El niño huyó como pudo de los villanos (la gente de la villa) y sus pies lo llevaron a un desierto donde tampoco fue bien recibido, no por ser un niño sin rostro, sino porque a los habitantes de aquella tierra no les gustaban los forasteros.

Finalmente visitó una ciudad al pie de un castillo, pero nadie le miró, prácticamente era invisible para los ajetreados ciudadanos.

Llegó la noche fría y silenciosa, y el niño durmió con los perros que aquella hora se adueñaban de la plaza.

El niño tuvo miedo del mundo de afuera y se sintió triste por como la gente lo había tratado. A la mañana siguiente, cuando quiso volver al bosque se encontró con que el mapa no le servía y el secreto que le había contado la bruja solo lo podía usar para salir del bosque.

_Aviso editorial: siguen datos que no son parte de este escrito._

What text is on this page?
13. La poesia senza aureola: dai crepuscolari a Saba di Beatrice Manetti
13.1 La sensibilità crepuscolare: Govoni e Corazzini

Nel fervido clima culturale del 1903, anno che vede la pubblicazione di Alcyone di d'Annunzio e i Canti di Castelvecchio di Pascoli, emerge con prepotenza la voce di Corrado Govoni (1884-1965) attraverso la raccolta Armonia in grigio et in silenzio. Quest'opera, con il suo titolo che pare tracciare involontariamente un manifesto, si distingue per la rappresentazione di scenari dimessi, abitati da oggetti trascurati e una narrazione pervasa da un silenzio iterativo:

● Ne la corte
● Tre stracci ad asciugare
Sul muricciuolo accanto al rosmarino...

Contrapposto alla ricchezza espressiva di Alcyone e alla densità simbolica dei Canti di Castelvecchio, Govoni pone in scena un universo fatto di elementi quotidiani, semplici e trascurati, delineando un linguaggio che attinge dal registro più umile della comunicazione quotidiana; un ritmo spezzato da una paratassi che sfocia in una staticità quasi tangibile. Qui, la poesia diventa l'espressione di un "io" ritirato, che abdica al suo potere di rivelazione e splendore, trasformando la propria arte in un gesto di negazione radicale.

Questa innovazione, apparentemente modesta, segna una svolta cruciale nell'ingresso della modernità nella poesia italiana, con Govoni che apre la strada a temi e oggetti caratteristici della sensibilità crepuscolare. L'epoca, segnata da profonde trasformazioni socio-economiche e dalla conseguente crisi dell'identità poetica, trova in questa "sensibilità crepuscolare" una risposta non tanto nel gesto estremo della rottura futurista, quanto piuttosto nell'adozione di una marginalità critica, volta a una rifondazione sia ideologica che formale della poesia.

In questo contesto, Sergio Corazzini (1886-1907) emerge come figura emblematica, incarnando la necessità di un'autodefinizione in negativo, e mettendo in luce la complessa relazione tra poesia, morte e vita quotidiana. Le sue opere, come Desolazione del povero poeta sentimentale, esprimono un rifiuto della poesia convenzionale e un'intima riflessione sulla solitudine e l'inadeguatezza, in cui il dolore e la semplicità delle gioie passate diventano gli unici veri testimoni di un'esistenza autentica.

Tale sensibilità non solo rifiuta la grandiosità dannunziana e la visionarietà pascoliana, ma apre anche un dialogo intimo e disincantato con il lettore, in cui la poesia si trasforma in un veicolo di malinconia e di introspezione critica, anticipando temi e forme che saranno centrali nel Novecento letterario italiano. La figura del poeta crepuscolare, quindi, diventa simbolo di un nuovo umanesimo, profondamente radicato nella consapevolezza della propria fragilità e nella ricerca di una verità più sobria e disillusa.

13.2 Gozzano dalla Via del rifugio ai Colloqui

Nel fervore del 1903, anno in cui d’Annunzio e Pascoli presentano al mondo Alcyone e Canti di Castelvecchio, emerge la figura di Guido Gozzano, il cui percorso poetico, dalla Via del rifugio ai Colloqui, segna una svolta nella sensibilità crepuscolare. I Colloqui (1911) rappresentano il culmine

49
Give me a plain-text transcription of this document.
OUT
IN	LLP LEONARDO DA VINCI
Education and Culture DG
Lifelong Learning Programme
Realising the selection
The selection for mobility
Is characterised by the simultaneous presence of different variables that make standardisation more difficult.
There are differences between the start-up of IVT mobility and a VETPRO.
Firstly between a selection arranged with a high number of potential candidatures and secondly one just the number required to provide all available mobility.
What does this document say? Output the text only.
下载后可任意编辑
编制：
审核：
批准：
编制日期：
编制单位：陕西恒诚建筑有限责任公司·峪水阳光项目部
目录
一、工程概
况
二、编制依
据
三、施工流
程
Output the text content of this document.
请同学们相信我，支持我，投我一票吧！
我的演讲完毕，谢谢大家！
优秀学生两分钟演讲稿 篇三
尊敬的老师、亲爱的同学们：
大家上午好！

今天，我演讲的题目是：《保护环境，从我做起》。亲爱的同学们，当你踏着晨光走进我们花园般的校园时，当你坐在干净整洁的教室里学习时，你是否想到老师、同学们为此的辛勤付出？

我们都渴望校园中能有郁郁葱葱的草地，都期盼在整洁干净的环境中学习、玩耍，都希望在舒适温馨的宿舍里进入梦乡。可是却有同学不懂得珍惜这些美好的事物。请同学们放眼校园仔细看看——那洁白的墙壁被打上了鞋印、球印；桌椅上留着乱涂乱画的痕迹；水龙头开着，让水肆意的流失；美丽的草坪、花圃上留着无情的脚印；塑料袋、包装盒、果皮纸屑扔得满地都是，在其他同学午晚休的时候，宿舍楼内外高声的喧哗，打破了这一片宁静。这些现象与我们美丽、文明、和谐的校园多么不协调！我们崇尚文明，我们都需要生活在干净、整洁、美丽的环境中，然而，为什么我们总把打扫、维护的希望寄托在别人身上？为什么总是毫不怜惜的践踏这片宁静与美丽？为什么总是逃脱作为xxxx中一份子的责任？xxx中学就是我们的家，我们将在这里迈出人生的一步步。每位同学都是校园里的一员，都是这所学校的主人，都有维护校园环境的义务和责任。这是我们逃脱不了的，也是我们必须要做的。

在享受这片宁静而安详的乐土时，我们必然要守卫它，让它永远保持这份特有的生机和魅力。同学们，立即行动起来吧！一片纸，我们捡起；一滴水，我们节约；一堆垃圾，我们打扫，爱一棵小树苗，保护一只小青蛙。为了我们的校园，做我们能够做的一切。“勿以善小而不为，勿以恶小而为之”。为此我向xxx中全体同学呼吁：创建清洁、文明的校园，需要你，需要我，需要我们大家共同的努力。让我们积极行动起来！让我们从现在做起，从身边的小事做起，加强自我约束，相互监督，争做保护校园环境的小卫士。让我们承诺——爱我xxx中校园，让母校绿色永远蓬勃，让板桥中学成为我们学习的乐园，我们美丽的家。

No tuvo más opción que volver al mundo de afuera, pero antes, mientras lloraba por su desgracia, construyó una máscara de madera para su rostro.

El niño vivió mucho años entre los hombres, pues con su máscara de madera nadie le temía. Y tanto tiempo pasó que el niño creció, sus manos de infante se volvieron manos de un joven y su cuerpo ya no era pequeño y escuálido. El niño que no era ya niño, se había vuelto un hombre sin rostro.

Llevó máscaras cada día de su vida y se acostumbró a ellas como los hombres y mujeres se acostumbran a sus rostros.

Una mañana una hermosa joven, de cabellos rojos y ojos almendrados, se acercó a la tienda de máscaras que el hombre sin rostro tenía en la villa.

- Ha pasado mucho tiempo niño del bosque, puedo ver cuánto has crecido.

El hombre sin rostro no podía recordar a aquella mujer aunque quizás su voz le resultaba conocida. Le preguntó, mientras tallaba una máscara, a dónde se dirigía y la mujer contestó que iba al bosque. Con amargura el joven recordó el lugar donde había nacido y la mujer casi en un susurro le preguntó:

- ¿No extrañas tu rostro niño de los árboles?

El hombre sonrió bajo su máscara de madera gastada y vieja, pero no contestó.

- Tu rostro es ahora el rostro de un niño que vive cruzando el mar, un niño que perdió el suyo en un incendio - dijo la mujer.

- ¿Y qué has ganado tú de ese niño? - preguntó el hombre sin levantar la cabeza de su trabajo.

- Su juventud. - respondió la bruja antes de marcharse de la tienda.